In 1935 a depressed mother calling herself Ubique wrote to a women's magazine asking for help to overcome her loneliness. Other mothers responded with empathy and it was decided to produce a magazine which could be circulated among themselves. Thus began the Cooperative Correspondence Club or CCC. This magazine continued for decades as the women's friendship and mutual support endured through wartime, marriages and marriage failures, the birth of children and old age. Well-educated and intelligent, the women gave themselves nicknames which afforded anonymity when they discussed personal issues in the magazine. These names, A Priori, Accidia, Yonire, Ad Astra, Elektra etc are similar to the user names adopted by those who use internet discussion forums today.

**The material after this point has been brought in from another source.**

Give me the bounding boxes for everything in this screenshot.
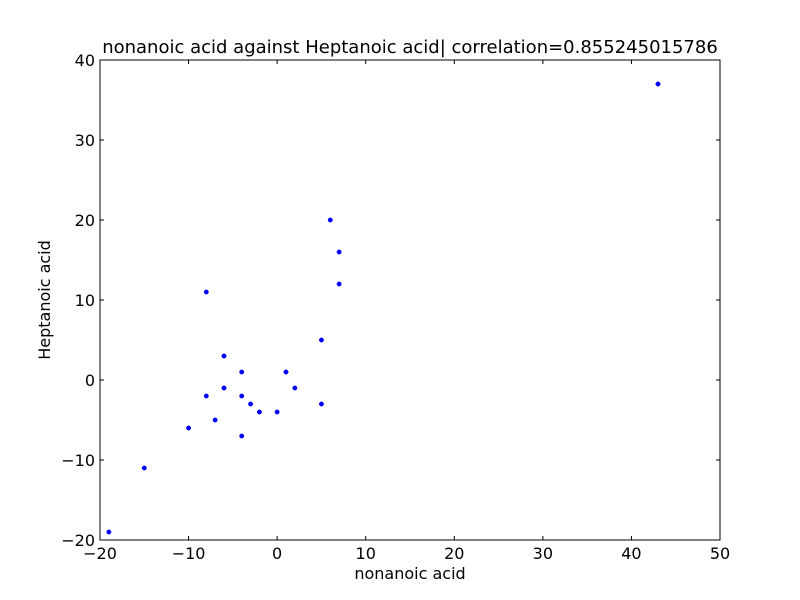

I particularly enjoyed the cheery Roberta's lively account of giving birth to a much longed-for daughter, Amelia's tale of sleeping overnight on a London pavement in order to watch the Queen's coronation procession and Yonire's success at fighting off an over-amorous admirer with a high-heeled shoe. There is also a poignant account from Isis of her difficult marriage and passionate love for the family doctor, but my own favourite is Accidia, the Cambridge educated mother of five who longs for a good night's sleep.
Jenna Bailey has meticulously edited contributions from the magazines and I hope this talented author publishes more in this new genre of social history.